Quale eredità lascia al calcio moderno?
“Leggeva le partite alla grande, ma era la sua forza mentale a colpirmi: la capacità di entrare nella testa dei campioni, facendosi rispettare senza imporre l’autorità”.
E fuori dal campo?
“Un uomo sempre piacevole, di compagnia. Mi dispiace personalmente, è una perdita che mi segna. Non ci vedevamo da qualche anno, quando s’invecchia succede, la vita è così. Ma il ricordo delle nostre cene romane lo conserverò per sempre”.
Quella Lazio segnò un’epoca.
“Era una squadra che abbinava bellezza e risultati. Aveva grandi campioni e un allenatore eccezionale che sapeva come far rendere al meglio tutto quel talento. Vinceva divertendo. E divertendosi”.
Il racconto della malattia ha colpito il mondo intero, andando anche oltre i confini del calcio.
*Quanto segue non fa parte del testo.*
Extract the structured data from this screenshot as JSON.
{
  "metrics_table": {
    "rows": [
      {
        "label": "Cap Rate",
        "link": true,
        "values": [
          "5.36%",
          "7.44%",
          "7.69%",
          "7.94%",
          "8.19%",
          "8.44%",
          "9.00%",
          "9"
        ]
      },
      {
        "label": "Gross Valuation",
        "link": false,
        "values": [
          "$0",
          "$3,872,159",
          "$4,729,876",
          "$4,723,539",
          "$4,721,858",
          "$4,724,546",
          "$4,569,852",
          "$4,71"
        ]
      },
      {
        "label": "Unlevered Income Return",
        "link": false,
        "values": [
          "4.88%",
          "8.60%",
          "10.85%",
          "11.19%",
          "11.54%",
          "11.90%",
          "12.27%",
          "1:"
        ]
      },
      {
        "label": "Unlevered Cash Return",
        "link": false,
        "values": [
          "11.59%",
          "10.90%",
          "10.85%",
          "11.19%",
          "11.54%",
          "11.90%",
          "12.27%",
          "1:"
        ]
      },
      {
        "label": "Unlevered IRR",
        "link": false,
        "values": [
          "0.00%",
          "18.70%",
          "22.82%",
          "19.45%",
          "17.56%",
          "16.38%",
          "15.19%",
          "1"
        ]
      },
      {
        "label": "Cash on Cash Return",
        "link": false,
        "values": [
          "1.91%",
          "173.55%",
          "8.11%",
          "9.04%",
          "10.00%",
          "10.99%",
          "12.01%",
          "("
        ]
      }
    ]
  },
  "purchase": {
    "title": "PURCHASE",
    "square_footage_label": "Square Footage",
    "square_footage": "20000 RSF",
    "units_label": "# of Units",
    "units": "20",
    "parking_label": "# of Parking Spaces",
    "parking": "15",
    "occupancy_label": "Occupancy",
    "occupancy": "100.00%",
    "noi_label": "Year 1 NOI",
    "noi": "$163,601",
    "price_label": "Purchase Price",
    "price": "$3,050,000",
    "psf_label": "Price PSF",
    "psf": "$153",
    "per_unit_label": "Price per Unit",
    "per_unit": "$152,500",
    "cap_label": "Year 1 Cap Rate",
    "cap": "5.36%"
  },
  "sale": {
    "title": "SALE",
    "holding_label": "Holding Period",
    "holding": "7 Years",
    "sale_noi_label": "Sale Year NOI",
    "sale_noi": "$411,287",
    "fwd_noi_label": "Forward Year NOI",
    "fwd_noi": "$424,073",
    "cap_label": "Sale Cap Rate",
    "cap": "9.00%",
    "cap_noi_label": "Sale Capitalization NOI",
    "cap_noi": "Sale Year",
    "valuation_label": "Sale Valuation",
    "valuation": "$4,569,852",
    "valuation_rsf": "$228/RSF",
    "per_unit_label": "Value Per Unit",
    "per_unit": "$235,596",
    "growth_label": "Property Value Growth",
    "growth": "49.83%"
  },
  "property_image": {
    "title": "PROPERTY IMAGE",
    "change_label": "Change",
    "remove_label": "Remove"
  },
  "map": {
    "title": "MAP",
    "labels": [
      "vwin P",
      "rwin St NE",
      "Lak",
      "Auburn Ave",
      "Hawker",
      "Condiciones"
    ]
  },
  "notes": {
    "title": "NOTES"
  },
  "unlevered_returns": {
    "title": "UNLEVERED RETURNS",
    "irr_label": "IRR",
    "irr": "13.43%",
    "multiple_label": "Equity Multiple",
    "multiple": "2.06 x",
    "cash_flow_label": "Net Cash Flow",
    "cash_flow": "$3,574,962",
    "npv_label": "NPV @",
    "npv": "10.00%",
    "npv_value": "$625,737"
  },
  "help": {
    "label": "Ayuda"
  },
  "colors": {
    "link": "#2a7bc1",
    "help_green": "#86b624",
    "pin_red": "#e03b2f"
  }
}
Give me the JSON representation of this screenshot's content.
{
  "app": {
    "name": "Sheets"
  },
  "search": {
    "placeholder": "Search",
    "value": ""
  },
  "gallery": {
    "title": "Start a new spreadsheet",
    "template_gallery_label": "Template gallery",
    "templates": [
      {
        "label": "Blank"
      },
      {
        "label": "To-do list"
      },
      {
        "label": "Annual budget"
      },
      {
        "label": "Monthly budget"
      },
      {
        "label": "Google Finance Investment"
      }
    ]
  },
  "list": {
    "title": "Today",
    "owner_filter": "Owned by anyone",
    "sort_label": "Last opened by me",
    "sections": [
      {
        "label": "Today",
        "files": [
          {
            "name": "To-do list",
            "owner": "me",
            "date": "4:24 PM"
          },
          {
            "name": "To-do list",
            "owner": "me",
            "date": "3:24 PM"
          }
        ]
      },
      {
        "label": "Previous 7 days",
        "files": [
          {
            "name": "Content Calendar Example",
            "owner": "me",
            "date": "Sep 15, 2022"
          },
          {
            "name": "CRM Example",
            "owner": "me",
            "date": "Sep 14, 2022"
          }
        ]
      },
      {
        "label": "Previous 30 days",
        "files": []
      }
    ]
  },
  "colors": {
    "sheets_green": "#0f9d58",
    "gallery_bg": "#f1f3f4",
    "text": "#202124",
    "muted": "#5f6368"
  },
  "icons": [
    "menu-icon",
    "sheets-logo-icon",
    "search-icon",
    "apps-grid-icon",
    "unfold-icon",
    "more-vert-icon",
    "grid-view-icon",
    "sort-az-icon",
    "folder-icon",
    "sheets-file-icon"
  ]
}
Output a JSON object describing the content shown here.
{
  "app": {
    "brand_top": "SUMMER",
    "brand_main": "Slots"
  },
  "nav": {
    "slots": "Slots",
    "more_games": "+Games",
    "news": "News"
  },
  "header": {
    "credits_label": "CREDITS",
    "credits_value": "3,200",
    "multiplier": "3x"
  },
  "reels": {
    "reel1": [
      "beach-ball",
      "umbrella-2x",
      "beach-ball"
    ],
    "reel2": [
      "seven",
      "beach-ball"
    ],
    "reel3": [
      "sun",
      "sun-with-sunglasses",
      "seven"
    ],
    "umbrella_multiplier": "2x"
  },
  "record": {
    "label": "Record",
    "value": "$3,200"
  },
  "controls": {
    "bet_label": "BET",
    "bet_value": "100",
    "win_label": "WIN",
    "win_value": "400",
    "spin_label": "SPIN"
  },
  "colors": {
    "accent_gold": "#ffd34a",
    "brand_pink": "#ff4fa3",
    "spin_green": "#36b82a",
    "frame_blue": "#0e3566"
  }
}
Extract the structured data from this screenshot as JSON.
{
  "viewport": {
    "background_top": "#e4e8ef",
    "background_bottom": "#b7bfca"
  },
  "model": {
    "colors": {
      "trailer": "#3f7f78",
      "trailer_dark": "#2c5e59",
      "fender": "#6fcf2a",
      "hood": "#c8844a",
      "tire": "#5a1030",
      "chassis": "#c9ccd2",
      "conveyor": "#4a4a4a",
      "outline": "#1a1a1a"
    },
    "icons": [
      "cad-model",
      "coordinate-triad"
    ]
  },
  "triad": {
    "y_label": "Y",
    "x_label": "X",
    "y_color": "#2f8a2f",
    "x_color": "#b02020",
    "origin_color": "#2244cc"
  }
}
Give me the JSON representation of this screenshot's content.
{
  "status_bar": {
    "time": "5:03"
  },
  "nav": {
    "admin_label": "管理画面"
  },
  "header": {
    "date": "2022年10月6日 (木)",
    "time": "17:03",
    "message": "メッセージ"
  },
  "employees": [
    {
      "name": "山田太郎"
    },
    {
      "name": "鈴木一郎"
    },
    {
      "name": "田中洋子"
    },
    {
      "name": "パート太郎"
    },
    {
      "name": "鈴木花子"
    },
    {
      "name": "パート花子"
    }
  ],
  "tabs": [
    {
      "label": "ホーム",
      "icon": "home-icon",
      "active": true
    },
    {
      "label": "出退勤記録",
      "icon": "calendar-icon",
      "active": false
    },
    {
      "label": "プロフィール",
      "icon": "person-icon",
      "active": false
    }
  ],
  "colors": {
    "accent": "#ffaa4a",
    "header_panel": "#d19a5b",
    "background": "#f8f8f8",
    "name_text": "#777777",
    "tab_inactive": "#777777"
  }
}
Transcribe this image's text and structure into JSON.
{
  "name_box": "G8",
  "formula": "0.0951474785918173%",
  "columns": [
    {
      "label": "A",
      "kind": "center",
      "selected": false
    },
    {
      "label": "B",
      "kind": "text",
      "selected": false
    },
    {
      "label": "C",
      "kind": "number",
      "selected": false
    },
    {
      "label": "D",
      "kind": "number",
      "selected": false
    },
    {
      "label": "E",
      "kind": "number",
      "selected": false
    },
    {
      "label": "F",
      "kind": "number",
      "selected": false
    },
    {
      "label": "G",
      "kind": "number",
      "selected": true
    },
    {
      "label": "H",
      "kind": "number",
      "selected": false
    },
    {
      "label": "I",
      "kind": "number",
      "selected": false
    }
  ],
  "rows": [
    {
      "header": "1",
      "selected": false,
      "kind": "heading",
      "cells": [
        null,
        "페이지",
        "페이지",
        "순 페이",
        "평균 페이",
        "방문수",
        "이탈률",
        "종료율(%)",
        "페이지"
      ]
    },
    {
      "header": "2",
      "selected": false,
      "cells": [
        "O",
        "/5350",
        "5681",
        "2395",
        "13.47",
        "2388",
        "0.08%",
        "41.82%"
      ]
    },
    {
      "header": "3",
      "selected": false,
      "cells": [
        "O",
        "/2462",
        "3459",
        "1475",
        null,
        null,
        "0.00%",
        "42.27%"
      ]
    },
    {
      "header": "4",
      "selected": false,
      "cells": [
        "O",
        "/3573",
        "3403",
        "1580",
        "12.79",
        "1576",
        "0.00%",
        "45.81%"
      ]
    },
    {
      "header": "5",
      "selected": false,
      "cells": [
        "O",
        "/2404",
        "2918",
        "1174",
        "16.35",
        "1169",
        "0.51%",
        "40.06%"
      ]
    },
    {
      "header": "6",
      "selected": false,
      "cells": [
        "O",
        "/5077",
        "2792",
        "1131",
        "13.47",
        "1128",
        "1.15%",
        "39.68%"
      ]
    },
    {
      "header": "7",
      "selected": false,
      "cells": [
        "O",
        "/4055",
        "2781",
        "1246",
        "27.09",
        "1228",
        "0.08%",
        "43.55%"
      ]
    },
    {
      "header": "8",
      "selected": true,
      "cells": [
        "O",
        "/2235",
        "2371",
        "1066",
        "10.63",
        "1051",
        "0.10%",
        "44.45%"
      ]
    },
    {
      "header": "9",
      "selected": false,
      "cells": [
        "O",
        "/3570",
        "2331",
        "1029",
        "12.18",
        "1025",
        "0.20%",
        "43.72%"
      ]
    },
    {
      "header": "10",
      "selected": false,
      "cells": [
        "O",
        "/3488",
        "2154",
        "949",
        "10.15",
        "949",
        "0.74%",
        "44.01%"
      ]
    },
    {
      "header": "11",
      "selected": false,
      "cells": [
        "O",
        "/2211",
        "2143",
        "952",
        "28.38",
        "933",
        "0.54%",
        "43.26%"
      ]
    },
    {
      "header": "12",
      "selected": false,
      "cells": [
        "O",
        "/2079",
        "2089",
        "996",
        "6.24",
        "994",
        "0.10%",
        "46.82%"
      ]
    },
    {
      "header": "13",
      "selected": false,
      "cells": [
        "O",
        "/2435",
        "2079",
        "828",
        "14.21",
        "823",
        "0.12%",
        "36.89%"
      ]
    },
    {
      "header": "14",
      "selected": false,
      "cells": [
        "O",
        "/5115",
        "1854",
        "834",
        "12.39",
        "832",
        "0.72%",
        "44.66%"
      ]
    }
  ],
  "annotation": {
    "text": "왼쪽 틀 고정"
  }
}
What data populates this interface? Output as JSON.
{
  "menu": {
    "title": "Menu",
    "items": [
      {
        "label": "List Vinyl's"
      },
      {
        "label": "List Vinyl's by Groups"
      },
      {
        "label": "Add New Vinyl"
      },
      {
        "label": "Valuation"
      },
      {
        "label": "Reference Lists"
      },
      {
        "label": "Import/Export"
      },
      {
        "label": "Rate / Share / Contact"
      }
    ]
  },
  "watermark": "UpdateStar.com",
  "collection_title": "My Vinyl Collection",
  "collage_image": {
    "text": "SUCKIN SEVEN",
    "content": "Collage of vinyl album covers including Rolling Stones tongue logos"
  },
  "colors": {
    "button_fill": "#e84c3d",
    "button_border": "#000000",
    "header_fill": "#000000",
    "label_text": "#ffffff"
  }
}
“Ha vissuto la malattia con dignità e sorriso, sapeva che il suo momento stava arrivando. Ha fatto come sul campo, da allenatore, sdrammatizzando, trovando sempre modo di infondere tranquillità, serenità. Una lezione di vita, l’ultima, la più importante”.
In una frase sola?
“Ha affrontato la morte come la vita: col sorriso”.